Ordered graph descriptions consistently outperform the random baseline across all traditional graph tasks and prompt configurations. Moreover, simpler tasks like connectivity and cycle detection exhibit low variance, indicating strong robustness in LLM reasoning. However, more complex tasks (e.g., Hamilton path, topological sort, and shortest path) show higher variance, with the shortest path task being the most impacted due to its reliance on weighted graphs, where description order significantly influences complexity. Additionally, BFS generally outperforms DFS in tasks such as cycle detection, connectivity detection, and shortest path.
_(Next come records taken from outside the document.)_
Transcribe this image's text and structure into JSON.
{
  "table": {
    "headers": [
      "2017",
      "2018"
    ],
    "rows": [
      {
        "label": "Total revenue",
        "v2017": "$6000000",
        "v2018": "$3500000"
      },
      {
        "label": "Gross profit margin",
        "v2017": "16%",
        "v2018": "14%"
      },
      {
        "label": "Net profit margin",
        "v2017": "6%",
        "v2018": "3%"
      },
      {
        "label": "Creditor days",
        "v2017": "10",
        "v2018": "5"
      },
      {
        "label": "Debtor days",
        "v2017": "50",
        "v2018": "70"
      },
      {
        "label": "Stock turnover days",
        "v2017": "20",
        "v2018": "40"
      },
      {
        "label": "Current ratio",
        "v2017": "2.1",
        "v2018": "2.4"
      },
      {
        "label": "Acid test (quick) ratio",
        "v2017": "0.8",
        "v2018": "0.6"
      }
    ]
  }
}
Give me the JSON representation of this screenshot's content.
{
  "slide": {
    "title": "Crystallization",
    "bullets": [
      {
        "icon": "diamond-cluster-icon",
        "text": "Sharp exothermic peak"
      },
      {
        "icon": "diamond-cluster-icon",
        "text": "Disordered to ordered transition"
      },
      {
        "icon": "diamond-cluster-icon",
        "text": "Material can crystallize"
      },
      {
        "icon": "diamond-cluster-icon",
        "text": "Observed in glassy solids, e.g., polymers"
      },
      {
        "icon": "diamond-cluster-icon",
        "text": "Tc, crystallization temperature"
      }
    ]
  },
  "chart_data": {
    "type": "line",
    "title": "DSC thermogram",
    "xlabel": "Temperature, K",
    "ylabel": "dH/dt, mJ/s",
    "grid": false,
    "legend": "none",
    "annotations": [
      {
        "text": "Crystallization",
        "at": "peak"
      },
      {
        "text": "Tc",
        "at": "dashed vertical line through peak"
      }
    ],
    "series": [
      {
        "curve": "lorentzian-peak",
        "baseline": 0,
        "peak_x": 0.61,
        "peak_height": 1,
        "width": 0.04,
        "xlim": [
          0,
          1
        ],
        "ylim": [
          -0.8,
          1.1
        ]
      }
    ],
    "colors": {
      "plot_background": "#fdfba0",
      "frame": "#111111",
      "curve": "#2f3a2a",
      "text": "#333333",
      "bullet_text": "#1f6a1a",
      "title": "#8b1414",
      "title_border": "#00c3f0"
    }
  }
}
On the other hand, for tasks requiring deeper exploration, such as topological sort and Hamilton path, DFS performs better.
Similarly, ordered descriptions consistently outperform the baseline in node classification tasks. However, the improvements in node classification are generally less pronounced than those observed in traditional graph tasks. For instance, in the Pubmed dataset with ego-graph sampling, the PR order boosts accuracy by 14.82%, marking the largest improvement in node classification tasks. Notably, for node classification, the PR order consistently outperforms the PPR across all datasets, while PPR generally performs better than traversal-based orders.
We hypothesize that LLMs' improved performance with ordered descriptions stems from limitations in positional encoding and attention mechanisms—what we call attention bias. Positional encodings, which are meant to provide sequence information in transformer models, may not effectively capture the structural complexity of graph data when the input sequence is unordered. Guided by positional encodings, attention mechanisms can give undue priority to certain sections of the input based on their order in the sequence, leading to over-dependence on the graph description.